Anonymous - I didn't intend to disparage Sherwood or his art. I wanted to set the record straight as he is one of many erroneously listed somewhere as one of Caniff's assistants.

That's a great story and nice memories that you have. How lucky to be that close to a working cartoonist!

Sherwood did have assistants, but so did many of the greats (including Caniff). I still doubt that Dan Flagg ran in 400 papers or even 100 papers.

will.15 said...

I was around then and it didn't run in any newspapers in Southern California.

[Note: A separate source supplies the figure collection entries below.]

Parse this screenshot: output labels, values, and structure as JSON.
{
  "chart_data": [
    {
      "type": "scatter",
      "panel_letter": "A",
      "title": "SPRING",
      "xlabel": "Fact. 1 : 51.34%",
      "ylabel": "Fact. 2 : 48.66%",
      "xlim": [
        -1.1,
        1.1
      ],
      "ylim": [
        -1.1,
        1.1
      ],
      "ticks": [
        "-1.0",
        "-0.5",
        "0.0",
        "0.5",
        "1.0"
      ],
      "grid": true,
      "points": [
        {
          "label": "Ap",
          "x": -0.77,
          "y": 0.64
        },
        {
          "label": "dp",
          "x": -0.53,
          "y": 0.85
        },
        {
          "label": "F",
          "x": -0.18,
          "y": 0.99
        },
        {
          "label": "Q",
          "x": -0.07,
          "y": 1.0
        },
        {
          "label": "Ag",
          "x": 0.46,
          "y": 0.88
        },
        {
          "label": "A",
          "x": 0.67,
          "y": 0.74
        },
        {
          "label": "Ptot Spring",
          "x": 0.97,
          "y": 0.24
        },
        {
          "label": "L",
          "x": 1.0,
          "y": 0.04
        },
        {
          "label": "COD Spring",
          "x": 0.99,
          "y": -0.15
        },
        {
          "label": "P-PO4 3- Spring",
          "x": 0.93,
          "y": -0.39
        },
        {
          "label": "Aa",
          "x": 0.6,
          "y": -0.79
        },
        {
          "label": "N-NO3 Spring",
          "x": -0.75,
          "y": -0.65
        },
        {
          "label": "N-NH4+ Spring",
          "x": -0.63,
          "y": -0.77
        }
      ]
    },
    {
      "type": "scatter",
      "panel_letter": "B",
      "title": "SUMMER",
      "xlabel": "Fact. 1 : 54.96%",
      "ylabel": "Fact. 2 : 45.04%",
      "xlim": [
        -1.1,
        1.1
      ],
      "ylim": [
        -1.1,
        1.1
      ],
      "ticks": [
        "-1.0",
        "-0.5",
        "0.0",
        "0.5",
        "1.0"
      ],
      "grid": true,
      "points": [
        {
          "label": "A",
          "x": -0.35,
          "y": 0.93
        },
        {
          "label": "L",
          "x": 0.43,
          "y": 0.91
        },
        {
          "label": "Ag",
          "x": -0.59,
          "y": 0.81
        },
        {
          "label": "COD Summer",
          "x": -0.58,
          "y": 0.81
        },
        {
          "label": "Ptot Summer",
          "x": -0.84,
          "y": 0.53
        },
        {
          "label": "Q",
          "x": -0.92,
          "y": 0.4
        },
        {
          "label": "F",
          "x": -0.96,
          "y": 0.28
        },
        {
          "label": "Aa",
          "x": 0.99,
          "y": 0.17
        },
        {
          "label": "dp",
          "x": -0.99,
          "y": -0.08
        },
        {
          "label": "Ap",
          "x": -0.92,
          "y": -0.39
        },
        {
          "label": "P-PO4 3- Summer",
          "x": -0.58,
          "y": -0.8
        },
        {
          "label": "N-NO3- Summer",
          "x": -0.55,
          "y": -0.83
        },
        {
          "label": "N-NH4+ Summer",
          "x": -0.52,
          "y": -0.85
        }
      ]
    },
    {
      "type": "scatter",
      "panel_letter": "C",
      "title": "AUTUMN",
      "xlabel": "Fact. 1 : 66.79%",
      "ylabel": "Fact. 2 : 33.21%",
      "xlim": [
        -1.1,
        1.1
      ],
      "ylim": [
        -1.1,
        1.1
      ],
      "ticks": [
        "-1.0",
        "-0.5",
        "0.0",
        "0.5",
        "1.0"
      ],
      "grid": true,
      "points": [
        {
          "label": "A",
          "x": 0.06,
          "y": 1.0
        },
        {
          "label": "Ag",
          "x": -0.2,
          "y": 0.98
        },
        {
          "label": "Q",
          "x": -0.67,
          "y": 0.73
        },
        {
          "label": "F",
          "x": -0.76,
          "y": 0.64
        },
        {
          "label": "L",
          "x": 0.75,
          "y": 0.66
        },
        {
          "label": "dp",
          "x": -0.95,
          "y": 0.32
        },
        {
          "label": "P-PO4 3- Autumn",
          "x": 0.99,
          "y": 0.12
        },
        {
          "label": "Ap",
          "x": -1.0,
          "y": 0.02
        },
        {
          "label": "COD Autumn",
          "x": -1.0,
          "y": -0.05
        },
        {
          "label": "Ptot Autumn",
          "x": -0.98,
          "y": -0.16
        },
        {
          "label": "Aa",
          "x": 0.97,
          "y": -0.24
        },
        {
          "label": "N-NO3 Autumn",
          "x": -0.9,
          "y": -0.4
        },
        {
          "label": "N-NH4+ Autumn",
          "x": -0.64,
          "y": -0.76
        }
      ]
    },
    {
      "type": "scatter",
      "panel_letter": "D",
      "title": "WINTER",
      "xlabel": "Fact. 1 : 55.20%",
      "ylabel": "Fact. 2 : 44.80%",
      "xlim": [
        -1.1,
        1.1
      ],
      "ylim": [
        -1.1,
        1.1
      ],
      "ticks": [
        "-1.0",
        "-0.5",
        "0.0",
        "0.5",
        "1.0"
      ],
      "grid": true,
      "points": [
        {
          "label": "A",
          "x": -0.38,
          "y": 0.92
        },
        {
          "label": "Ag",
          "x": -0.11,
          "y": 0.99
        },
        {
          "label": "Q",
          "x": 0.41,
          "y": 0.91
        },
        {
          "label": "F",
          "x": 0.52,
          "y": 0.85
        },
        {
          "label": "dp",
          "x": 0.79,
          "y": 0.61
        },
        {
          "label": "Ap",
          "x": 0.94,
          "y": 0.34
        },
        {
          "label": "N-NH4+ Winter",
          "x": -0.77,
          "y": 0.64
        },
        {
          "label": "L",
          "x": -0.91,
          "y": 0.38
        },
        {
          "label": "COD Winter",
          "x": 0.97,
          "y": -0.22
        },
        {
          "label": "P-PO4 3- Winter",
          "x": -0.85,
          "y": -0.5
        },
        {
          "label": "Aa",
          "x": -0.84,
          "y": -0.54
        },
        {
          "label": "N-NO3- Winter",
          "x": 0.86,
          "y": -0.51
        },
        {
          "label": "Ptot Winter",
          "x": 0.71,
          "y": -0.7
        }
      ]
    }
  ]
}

I don't know what was the case with Dan Flagg, but cartoonists who just signed their names and didn't do any actual work on their comic strips was not an unusual thing. The most famous is Bob Kane. But there are other cartoonists who were actively involved in the early days, like Sydney Smith on The Gumps and Bud Fisher on Mutt and Jeff, who after their strips took off just kept signing their names as ghosts wrote and drew the strips. There was also a period in the fifties where Harvey Kurtzman, Wally Wood, and other EC artists were ghosting Flash Gordon.

Unknown said...

Interesting personal letter from Charles Schulz to Don Sherwood now on sale on eBay.

Letter was written in 1998 and signed "Sparky". Schulz writes that he is glad about the motion picture development of Dan Flagg.

Anonymous said...

Your blog needs more research as Dan Flagg most certainly ran in at least 400 papers at its height. It was also slated to run as a TV series starring Robert Taylor. However, creative differences kept the project grounded. Don Sherwood was and is still a very respected artist and creative talent.

gottago4now said...

I went to school with Don's children. They lived down the road and he was an awesome neighbor.
My late Mother-in-law lunched with Robert Taylor when he came to Oneonta to meet with Don over the Dan Flagg TV series that failed to launch. I have the first strip, I believe, (April 22, 1963) framed and signed and complete with corrections and 'pasted on' copyright as it appears before final printing. It is signed by Don.
I know for a FACT that Dan Flagg was marketed to close to over 500 newspapers and there were many newspapers who turned down the strip. But for every one that turned it down 2 or 3 others picked it up. Sometimes they didn't run for very long, there was the whole anti-war feeling prevalent at the time.
Just because the strip wasn't seen by somebody 50 years ago, or noticed 50 years ago, doesn't mean that it wasn't in close to 400 papers. He (Maj. Dan Flagg)had to be famous as he was recognized by both municipalities and armed services. A hard thing to do for anyone who DOESNT have at least 400 papers subscribing to his adventures.

Matt Tauber said...

Ok, gottago4now, I give. Not having hard evidence either way, I'll bow to the personal experiences of those who knew Don Sherwood and insist "Dan Flagg" was in over 400 newspapers. I'm probably blinded by the scarcity of newspapers these days. When you consider "Peanuts" was once in 2600 newspapers, 400 is reasonable for a lesser known strip.

It sounds like Don was a good person and good friend to you and your family. That strip you have is quite a treasure. Thanks for reading!